Read a Particular Page from a PDF File in Python

Document processing is one of the most common use cases for the Python programming language. This allows the language to process many files, such as database files, multimedia files and encrypted files, to name a few. This article will teach you how to read a particular page from a PDF (Portable Document Format) file in Python.

Method 1: Using Pymupdf library to read page in Python

The PIL (Python Imaging Library), along with the PyMuPDF library, will be used for PDF processing in this article. To install the PyMuPDF library, run the following command in the command processor of the operating system:

pip install pymupdf

Note: This PyMuPDF library is imported by using the following command.

import fitz

Reading a page from a pdf file requires loading it and then displaying the contents of only one of its pages. This essentially makes that one-page equivalent of an image. Therefore, the page from the pdf file would be read and displayed as an image.

The following example demonstrates the above process:

Python3

import fitz

from PIL import Image

input_file = r"test.pdf"

file_handle = fitz.open(input_file)

page = file_handle[0]

page_img = page.get_pixmap()

page_img.save('PDF_page.png')

img = Image.open('PDF_page.png')

img.show()

Output:

Read a Particular Page from a PDF File in Python

Explanation:

Firstly the pdf file is opened, and its file handle is stored. Then the first page of the pdf (at index 0) is loaded using list indexing. This page’s pixel map (pixel array) is obtained using the get_pixmap function, and the resultant pixel map is saved in a variable. Then this pixel map is saved as a png image file. Then this png file is opened using the open function present in the Image module of PIL. In the end, the image is displayed using the show function.

Note: The first open function is used to open a pdf file, and the later one is used to open the png image file. The functions belong to different libraries and are used for different purposes.

Method 2: Reading a particular page from a PDF using PyPDF2

For the second example, the PyPDF2 library would be used. Which could be installed by running the following command:

pip install PyPDF2

The same objective could be achieved by using the PyPDF2 library. The library allows processing for pdf files and allows various operations such as reading, writing or creating a pdf file. For the task at hand, the use of the extract text function would be made to obtain the text from the PDF file and display it. The code for this is as follows:

Python3

import PyPDF2

input_file = r"test.pdf"

page = 4

pdfFileObj = open('test.pdf', 'rb')

pdfReader = PyPDF2.PdfFileReader(pdfFileObj)

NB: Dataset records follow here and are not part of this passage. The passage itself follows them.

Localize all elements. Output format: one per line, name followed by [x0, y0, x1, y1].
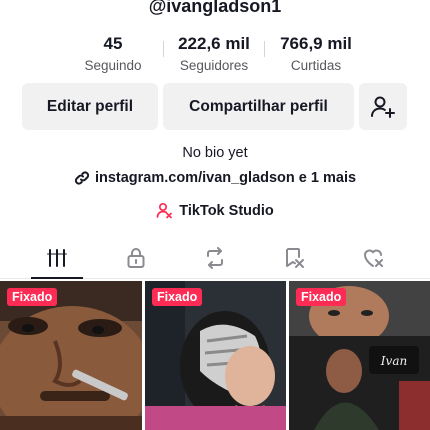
- stat-following-value: 45: [103, 34, 123, 53]
- tab-videos[interactable]: [37, 244, 77, 272]
- stat-likes[interactable]: 766,9 mil Curtidas: [261, 34, 371, 73]
- tab-saved[interactable]: [274, 244, 314, 272]
- stat-likes-label: Curtidas: [290, 58, 342, 73]
- pinned-badge: Fixado: [7, 288, 58, 306]
- liked-heart-icon: [364, 249, 383, 267]
- stat-followers[interactable]: 222,6 mil Seguidores: [159, 34, 269, 73]
- repost-icon: [207, 247, 223, 269]
- stat-followers-value: 222,6 mil: [178, 34, 250, 53]
- profile-stats: 45 Seguindo 222,6 mil Seguidores 766,9 m…: [0, 34, 430, 78]
- edit-profile-button[interactable]: Editar perfil: [22, 83, 158, 130]
- pinned-badge: Fixado: [152, 288, 203, 306]
- add-user-icon: [371, 96, 395, 118]
- add-friend-button[interactable]: [359, 83, 407, 130]
- lock-icon: [127, 248, 145, 268]
- profile-link[interactable]: instagram.com/ivan_gladson e 1 mais: [0, 170, 430, 186]
- profile-tabs: [0, 240, 430, 279]
- video-thumbnail[interactable]: Fixado: [0, 281, 142, 430]
- stat-following-label: Seguindo: [84, 58, 142, 73]
- tab-reposts[interactable]: [195, 244, 235, 272]
- studio-label: TikTok Studio: [179, 202, 274, 219]
- active-tab-indicator: [31, 277, 83, 279]
- profile-bio: No bio yet: [182, 145, 248, 161]
- video-grid: Fixado Fixado Ivan Fixado: [0, 281, 430, 430]
- profile-username: @ivangladson1: [148, 0, 282, 16]
- tiktok-studio-link[interactable]: TikTok Studio: [0, 202, 430, 219]
- link-icon: [74, 171, 89, 185]
- videos-grid-icon: [47, 249, 67, 267]
- video-thumbnail[interactable]: Fixado: [145, 281, 286, 430]
- tab-private[interactable]: [116, 244, 156, 272]
- studio-icon: [156, 202, 173, 219]
- video-thumbnail[interactable]: Ivan Fixado: [289, 281, 430, 430]
- share-profile-button[interactable]: Compartilhar perfil: [163, 83, 354, 130]
- tab-liked[interactable]: [353, 244, 393, 272]
- profile-link-text: instagram.com/ivan_gladson e 1 mais: [94, 170, 357, 186]
- bookmark-icon: [286, 248, 304, 268]
- pinned-badge: Fixado: [296, 288, 347, 306]
- svg-text:Ivan: Ivan: [380, 354, 407, 368]
- stat-following[interactable]: 45 Seguindo: [58, 34, 168, 73]
- stat-likes-value: 766,9 mil: [280, 34, 352, 53]
- stat-followers-label: Seguidores: [179, 58, 249, 73]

pageObj = pdfReader.getPage(page)

data = pageObj.extractText()

pdfFileObj.close()

print(data)

Output:

He started this Journey with just one thought- every geek should have access to a never ending range of academic resources and with a lot of hardwork and determination, GeeksforGeeks was born.
Through this platform, he has successfully enriched the minds of students with knowledge which has led to a boost in their careers. But most importantly, GeeksforGeeks will always help students stay in touch with their Geeky side!
EXPERT ADVICE
CEO and Founder of GeeksforGeeks I understand that many students who come to us are either fans of the sciences or have been pushed into this feild by their parents.
And I just want you to know that no matter where life takes you, we at GeeksforGeeks hope to have made this journey easier for you.Mr. Sandeep Jain
3

Explanation:

Firstly the path to the input pdf and the page number are defined in separate variables. Then the pdf file is opened, and its file object is stored in a variable. Then this variable is passed as an argument to the PdfFileReader function, which creates a pdf reader object out of a file object. Then the data stored within the page number defined in the page variable is obtained and stored in a variable. Then the text is extracted from that PDF page, and the file object is closed. In the end, the extracted text data is displayed.